Sous un ciel encombré et une pluie intermittente, deux jeunes femmes descendent lentement ce chemin. La plus grande, aux cheveux roux, donne le bras à l’autre, qui marche à petits pas. Ses traits tirés, ses lèvres crispées, ses yeux baissés forment un masque sur le visage. Elle ne regarde pas les oiseaux qui survolent l’asile, fragments noirs balayés par le vent.
A sept milles de là, dans une maison carrée posée sur la plaine, un homme fait des puzzles avec trois enfants, deux garçons, une fillette aux cheveux indisciplinés tenus par un ruban. Il rit avec eux. De temps en temps il regarde la fenêtre. Il consulte sa montre, prend sa fille dans ses bras, laisse les garçons un temps placer seuls les pièces.
Sur le lac, l’un des bateaux zigzague, parce que les deux garçons n’arrivent toujours pas à accorder leurs coups de rame.
Dans un dortoir de l’asile une femme est étendue sur son lit, les jambes croisées à la cheville, la respiration légère, le corps décontracté dans sa robe soyeuse et élégante.

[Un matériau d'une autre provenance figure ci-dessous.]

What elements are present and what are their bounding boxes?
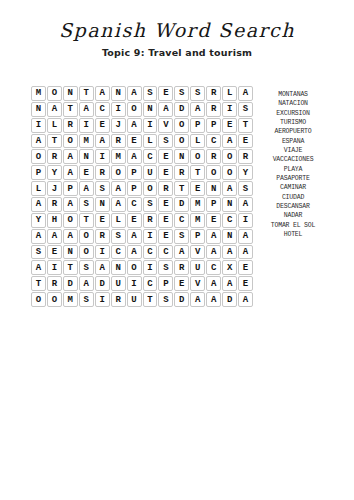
word-list-item: CAMINAR — [252, 183, 334, 192]
word-list-item: PASAPORTE — [252, 174, 334, 183]
grid-cell-r9c10: C — [174, 213, 189, 228]
grid-cell-r12c12: C — [206, 260, 221, 275]
grid-cell-r11c13: A — [222, 245, 237, 260]
grid-cell-r12c8: I — [143, 260, 158, 275]
grid-cell-r2c8: N — [143, 102, 158, 117]
grid-cell-r14c6: R — [111, 292, 126, 307]
grid-cell-r1c9: E — [158, 86, 173, 101]
grid-cell-r4c6: R — [111, 134, 126, 149]
grid-cell-r3c10: O — [174, 118, 189, 133]
word-list-item: NATACION — [252, 99, 334, 108]
grid-cell-r8c10: D — [174, 197, 189, 212]
grid-cell-r11c12: A — [206, 245, 221, 260]
grid-cell-r12c5: A — [95, 260, 110, 275]
grid-cell-r5c11: O — [190, 149, 205, 164]
grid-cell-r2c14: S — [238, 102, 253, 117]
grid-cell-r14c1: O — [31, 292, 46, 307]
grid-cell-r4c8: L — [143, 134, 158, 149]
grid-cell-r13c11: V — [190, 276, 205, 291]
word-search-grid: MONTANASESSRLANATACIONADARISILRIEJAIVOPP… — [31, 86, 253, 307]
grid-cell-r3c6: J — [111, 118, 126, 133]
grid-cell-r11c3: N — [63, 245, 78, 260]
grid-cell-r8c7: C — [127, 197, 142, 212]
grid-cell-r1c7: A — [127, 86, 142, 101]
grid-cell-r1c3: N — [63, 86, 78, 101]
word-list-item: PLAYA — [252, 165, 334, 174]
grid-cell-r2c12: R — [206, 102, 221, 117]
grid-cell-r5c7: A — [127, 149, 142, 164]
grid-cell-r10c7: A — [127, 229, 142, 244]
grid-cell-r8c13: N — [222, 197, 237, 212]
grid-cell-r2c5: C — [95, 102, 110, 117]
grid-cell-r5c9: E — [158, 149, 173, 164]
grid-cell-r13c1: T — [31, 276, 46, 291]
grid-cell-r12c13: X — [222, 260, 237, 275]
word-list-item: VACCACIONES — [252, 155, 334, 164]
grid-cell-r4c9: S — [158, 134, 173, 149]
grid-cell-r6c5: R — [95, 165, 110, 180]
grid-cell-r8c5: N — [95, 197, 110, 212]
grid-cell-r11c14: A — [238, 245, 253, 260]
grid-cell-r13c14: E — [238, 276, 253, 291]
grid-cell-r12c11: U — [190, 260, 205, 275]
grid-cell-r9c7: E — [127, 213, 142, 228]
grid-cell-r7c12: N — [206, 181, 221, 196]
grid-cell-r5c3: A — [63, 149, 78, 164]
grid-cell-r13c2: R — [47, 276, 62, 291]
grid-cell-r6c7: P — [127, 165, 142, 180]
grid-cell-r4c5: A — [95, 134, 110, 149]
grid-cell-r3c12: P — [206, 118, 221, 133]
word-list: MONTANASNATACIONEXCURSIONTURISMOAEROPUER… — [252, 90, 334, 240]
grid-cell-r7c11: E — [190, 181, 205, 196]
grid-cell-r14c12: A — [206, 292, 221, 307]
grid-cell-r4c11: L — [190, 134, 205, 149]
grid-cell-r14c7: U — [127, 292, 142, 307]
grid-cell-r10c8: I — [143, 229, 158, 244]
grid-cell-r12c3: T — [63, 260, 78, 275]
grid-cell-r6c10: R — [174, 165, 189, 180]
grid-cell-r10c4: O — [79, 229, 94, 244]
grid-cell-r2c11: A — [190, 102, 205, 117]
grid-cell-r12c9: S — [158, 260, 173, 275]
grid-cell-r10c11: P — [190, 229, 205, 244]
grid-cell-r9c4: T — [79, 213, 94, 228]
grid-cell-r10c1: A — [31, 229, 46, 244]
grid-cell-r10c13: N — [222, 229, 237, 244]
grid-cell-r2c1: N — [31, 102, 46, 117]
grid-cell-r7c2: J — [47, 181, 62, 196]
grid-cell-r10c10: S — [174, 229, 189, 244]
grid-cell-r2c7: O — [127, 102, 142, 117]
grid-cell-r14c13: D — [222, 292, 237, 307]
grid-cell-r11c6: C — [111, 245, 126, 260]
grid-cell-r12c10: R — [174, 260, 189, 275]
word-list-item: MONTANAS — [252, 90, 334, 99]
grid-cell-r5c2: R — [47, 149, 62, 164]
word-list-item: TOMAR EL SOL — [252, 221, 334, 230]
grid-cell-r14c14: A — [238, 292, 253, 307]
grid-cell-r3c5: E — [95, 118, 110, 133]
grid-cell-r14c5: I — [95, 292, 110, 307]
grid-cell-r10c3: A — [63, 229, 78, 244]
grid-cell-r11c11: V — [190, 245, 205, 260]
grid-cell-r13c13: A — [222, 276, 237, 291]
grid-cell-r2c3: T — [63, 102, 78, 117]
grid-cell-r10c12: A — [206, 229, 221, 244]
grid-cell-r7c14: S — [238, 181, 253, 196]
grid-cell-r10c14: A — [238, 229, 253, 244]
grid-cell-r7c13: A — [222, 181, 237, 196]
grid-cell-r6c9: E — [158, 165, 173, 180]
grid-cell-r7c9: R — [158, 181, 173, 196]
grid-cell-r3c8: I — [143, 118, 158, 133]
word-list-item: CIUDAD — [252, 193, 334, 202]
grid-cell-r13c7: I — [127, 276, 142, 291]
grid-cell-r2c4: A — [79, 102, 94, 117]
grid-cell-r3c3: R — [63, 118, 78, 133]
grid-cell-r1c11: S — [190, 86, 205, 101]
grid-cell-r14c8: T — [143, 292, 158, 307]
grid-cell-r6c8: U — [143, 165, 158, 180]
grid-cell-r8c4: S — [79, 197, 94, 212]
grid-cell-r11c9: C — [158, 245, 173, 260]
grid-cell-r3c7: A — [127, 118, 142, 133]
grid-cell-r6c12: O — [206, 165, 221, 180]
grid-cell-r8c8: S — [143, 197, 158, 212]
grid-cell-r4c14: E — [238, 134, 253, 149]
grid-cell-r10c9: E — [158, 229, 173, 244]
grid-cell-r11c7: A — [127, 245, 142, 260]
grid-cell-r4c4: M — [79, 134, 94, 149]
grid-cell-r14c3: M — [63, 292, 78, 307]
grid-cell-r1c8: S — [143, 86, 158, 101]
page-subtitle: Topic 9: Travel and tourism — [0, 47, 354, 58]
grid-cell-r10c5: R — [95, 229, 110, 244]
grid-cell-r1c12: R — [206, 86, 221, 101]
grid-cell-r6c3: A — [63, 165, 78, 180]
grid-cell-r5c4: N — [79, 149, 94, 164]
grid-cell-r7c7: P — [127, 181, 142, 196]
grid-cell-r11c4: O — [79, 245, 94, 260]
grid-cell-r4c13: A — [222, 134, 237, 149]
grid-cell-r7c6: A — [111, 181, 126, 196]
grid-cell-r4c12: C — [206, 134, 221, 149]
grid-cell-r6c11: T — [190, 165, 205, 180]
grid-cell-r12c7: O — [127, 260, 142, 275]
grid-cell-r11c10: A — [174, 245, 189, 260]
grid-cell-r2c13: I — [222, 102, 237, 117]
word-list-item: HOTEL — [252, 230, 334, 239]
grid-cell-r9c13: C — [222, 213, 237, 228]
grid-cell-r11c5: I — [95, 245, 110, 260]
grid-cell-r5c6: M — [111, 149, 126, 164]
grid-cell-r5c10: N — [174, 149, 189, 164]
grid-cell-r8c2: R — [47, 197, 62, 212]
grid-cell-r12c14: E — [238, 260, 253, 275]
grid-cell-r12c6: N — [111, 260, 126, 275]
grid-cell-r5c8: C — [143, 149, 158, 164]
grid-cell-r6c1: P — [31, 165, 46, 180]
grid-cell-r14c4: S — [79, 292, 94, 307]
grid-cell-r1c5: A — [95, 86, 110, 101]
grid-cell-r13c6: U — [111, 276, 126, 291]
grid-cell-r5c14: R — [238, 149, 253, 164]
grid-cell-r6c6: O — [111, 165, 126, 180]
grid-cell-r9c1: Y — [31, 213, 46, 228]
grid-cell-r2c2: A — [47, 102, 62, 117]
grid-cell-r3c2: L — [47, 118, 62, 133]
grid-cell-r2c9: A — [158, 102, 173, 117]
grid-cell-r9c2: H — [47, 213, 62, 228]
grid-cell-r4c3: O — [63, 134, 78, 149]
grid-cell-r9c3: O — [63, 213, 78, 228]
grid-cell-r14c11: A — [190, 292, 205, 307]
grid-cell-r5c12: R — [206, 149, 221, 164]
grid-cell-r1c14: A — [238, 86, 253, 101]
grid-cell-r9c8: R — [143, 213, 158, 228]
grid-cell-r13c10: E — [174, 276, 189, 291]
grid-cell-r13c4: A — [79, 276, 94, 291]
grid-cell-r13c3: D — [63, 276, 78, 291]
grid-cell-r11c1: S — [31, 245, 46, 260]
grid-cell-r9c12: E — [206, 213, 221, 228]
grid-cell-r1c13: L — [222, 86, 237, 101]
word-list-item: VIAJE — [252, 146, 334, 155]
grid-cell-r2c6: I — [111, 102, 126, 117]
grid-cell-r6c4: E — [79, 165, 94, 180]
grid-cell-r4c2: T — [47, 134, 62, 149]
grid-cell-r11c2: E — [47, 245, 62, 260]
grid-cell-r13c8: C — [143, 276, 158, 291]
grid-cell-r9c11: M — [190, 213, 205, 228]
grid-cell-r9c5: E — [95, 213, 110, 228]
grid-cell-r3c14: T — [238, 118, 253, 133]
grid-cell-r7c4: A — [79, 181, 94, 196]
grid-cell-r7c8: O — [143, 181, 158, 196]
grid-cell-r2c10: D — [174, 102, 189, 117]
grid-cell-r13c12: A — [206, 276, 221, 291]
grid-cell-r3c4: I — [79, 118, 94, 133]
grid-cell-r12c4: S — [79, 260, 94, 275]
grid-cell-r13c5: D — [95, 276, 110, 291]
word-list-item: TURISMO — [252, 118, 334, 127]
word-list-item: DESCANSAR — [252, 202, 334, 211]
grid-cell-r3c9: V — [158, 118, 173, 133]
grid-cell-r1c10: S — [174, 86, 189, 101]
grid-cell-r9c6: L — [111, 213, 126, 228]
grid-cell-r3c11: P — [190, 118, 205, 133]
grid-cell-r14c2: O — [47, 292, 62, 307]
grid-cell-r8c6: A — [111, 197, 126, 212]
grid-cell-r12c2: I — [47, 260, 62, 275]
grid-cell-r1c6: N — [111, 86, 126, 101]
grid-cell-r1c1: M — [31, 86, 46, 101]
page-title: Spanish Word Search — [0, 19, 354, 41]
grid-cell-r7c5: S — [95, 181, 110, 196]
grid-cell-r14c10: D — [174, 292, 189, 307]
grid-cell-r5c13: O — [222, 149, 237, 164]
grid-cell-r11c8: C — [143, 245, 158, 260]
grid-cell-r5c5: I — [95, 149, 110, 164]
grid-cell-r10c6: S — [111, 229, 126, 244]
word-list-item: NADAR — [252, 211, 334, 220]
word-list-item: ESPANA — [252, 137, 334, 146]
grid-cell-r3c13: E — [222, 118, 237, 133]
grid-cell-r4c1: A — [31, 134, 46, 149]
grid-cell-r7c10: T — [174, 181, 189, 196]
grid-cell-r5c1: O — [31, 149, 46, 164]
grid-cell-r8c1: A — [31, 197, 46, 212]
grid-cell-r9c9: E — [158, 213, 173, 228]
grid-cell-r14c9: S — [158, 292, 173, 307]
grid-cell-r9c14: I — [238, 213, 253, 228]
grid-cell-r3c1: I — [31, 118, 46, 133]
grid-cell-r13c9: P — [158, 276, 173, 291]
grid-cell-r7c3: P — [63, 181, 78, 196]
word-list-item: EXCURSION — [252, 109, 334, 118]
grid-cell-r6c2: Y — [47, 165, 62, 180]
grid-cell-r12c1: A — [31, 260, 46, 275]
grid-cell-r10c2: A — [47, 229, 62, 244]
grid-cell-r6c14: Y — [238, 165, 253, 180]
word-list-item: AEROPUERTO — [252, 127, 334, 136]
grid-cell-r4c10: O — [174, 134, 189, 149]
grid-cell-r8c3: A — [63, 197, 78, 212]
grid-cell-r8c11: M — [190, 197, 205, 212]
grid-cell-r8c14: A — [238, 197, 253, 212]
grid-cell-r1c4: T — [79, 86, 94, 101]
grid-cell-r1c2: O — [47, 86, 62, 101]
grid-cell-r7c1: L — [31, 181, 46, 196]
grid-cell-r6c13: O — [222, 165, 237, 180]
grid-cell-r8c9: E — [158, 197, 173, 212]
grid-cell-r8c12: P — [206, 197, 221, 212]
grid-cell-r4c7: E — [127, 134, 142, 149]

Ses yeux fixent le plafond. Elle voudrait le traverser par l’intensité du regard, puis fracasser le toit, ouvrant une brèche pour rejoindre les oiseaux en vol. Mais ses ailes ne porteraient pas le poids de son corps. Elle replongerait à l’intérieur de l’asile, l’élan perdu. Les oiseaux regarderaient sa chute avec une grande bienveillance.
Martine Besset écrit :
RépondreSupprimerQuand un texte en reprend un autre, précédemment publié, en le réécrivant, le rôle du commentateur est d’abord de se demander quelles sont les raisons de cette re-création. La seconde mouture, un peu plus longue que la première, semble dire que celle-ci comportait des oublis ; les phrases modifiées pourraient laisser penser à un remords esthétique de l’auteur, désireux que son expression soit la plus agréable possible, ou à un souci de clarifier ce qui restait obscur.

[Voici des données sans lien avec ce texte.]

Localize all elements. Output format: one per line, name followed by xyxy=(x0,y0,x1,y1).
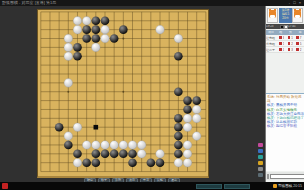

Force est de constater que la réécriture ne semble guère correspondre à un besoin d’explications. Le second texte laisse le lecteur aussi incertain que le premier, sinon plus…Voilà que d’emblée un nouveau personnage apparaît, sous la forme de quelques phrases écrites en 1948, c’est-à-dire sept ans avant les faits relatés dans le corps du texte : qui est cette Majella ? Sans doute une amie d’enfance de Kathleen, l’aide-soignante, qui regrette qu’elle ne puisse l’accompagner le lendemain lorsqu’elle ira voir la faiseuse d’anges de Balinahill. Est-ce elle qui est à ses côtés et la soutient, le dimanche 31 mai, sur le chemin descendant de la clinique ?

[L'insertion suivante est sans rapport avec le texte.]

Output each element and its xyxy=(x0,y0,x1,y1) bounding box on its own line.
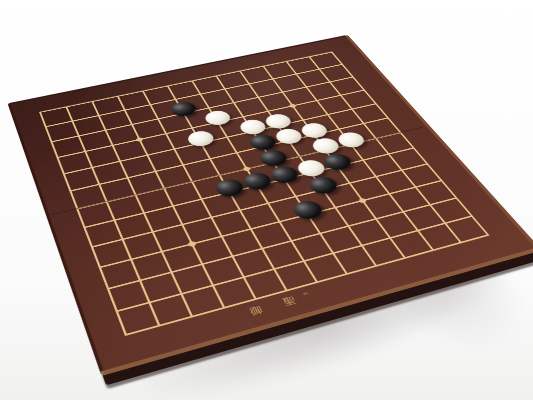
black-stone xyxy=(168,100,198,118)
hoshi-point xyxy=(242,166,251,171)
black-stone xyxy=(247,133,280,152)
black-stone xyxy=(212,177,246,199)
hoshi-point xyxy=(187,241,196,247)
black-stone xyxy=(290,199,326,222)
photo-scene: 御 聖® xyxy=(0,0,533,400)
black-stone xyxy=(240,171,274,192)
hoshi-point xyxy=(136,137,144,142)
board-fold-line xyxy=(49,127,423,216)
hoshi-point xyxy=(289,104,297,109)
hoshi-point xyxy=(358,198,367,204)
white-stone xyxy=(262,112,294,130)
black-stone xyxy=(306,174,341,196)
black-stone xyxy=(267,164,301,185)
black-stone xyxy=(320,152,354,172)
white-stone xyxy=(185,129,217,148)
white-stone xyxy=(334,130,368,149)
white-stone xyxy=(298,121,331,140)
white-stone xyxy=(202,109,233,127)
white-stone xyxy=(237,118,269,137)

Joanne, elle, se montre cette fois dans un état beaucoup plus grave que dans le premier texte. Sa gaîté forcée, lors de la promenade avec son mari, cache une décision inébranlable d’en finir. La « petite sœur morte », dont la première version aurait pu faire croire au lecteur qu’elle était une cadette de Joanne, était en réalité sa sœur aînée, décédée à trois mois : Joanne ne l’a donc jamais connue, c’est un fantôme qui pèse de tout son poids mortifère sur sa vie.
La réécriture ne donne pas d’explications, et sans doute seraient-elles inutiles. L’impression laissée après la lecture est que la folie de Joanne, quel que soit son nom, est une façon qu’elle a trouvée d’habiter encore un peu un monde où elle n’a plus sa place. Elle vit dans un univers de correspondances, où les êtres et les choses sont reliés par des liens mystérieux, forgés dans l’enfance et les ténèbres de l’inconscient : ses deux frères, les deux garçons sur le lac, et ses deux fils ; l’oiseau tombé dans l’office, les oiseaux évoqués par le prêtre autrefois, et ceux que Joanne voit voler dans le ciel ; les anges cités par le petit Sean au catéchisme, et l’activité de la femme de Balinahill. Les prescriptions du docteur McLeod ne changeront rien à ce réseau de significations…
La mort est là, partout présente : l’oiseau moribond, la petite sœur disparue, l’eau si attirante du lac, la grossesse interrompue, la maison brûlée…Même le mois de juin ne parvient pas à ranimer le paysage, balayé par la pluie sous un ciel encombré. Les enfants sont en sécurité, leur père s’occupe d’eux. Il n’y a plus pour Joanne qu’à mettre sa belle robe et attendre la fin.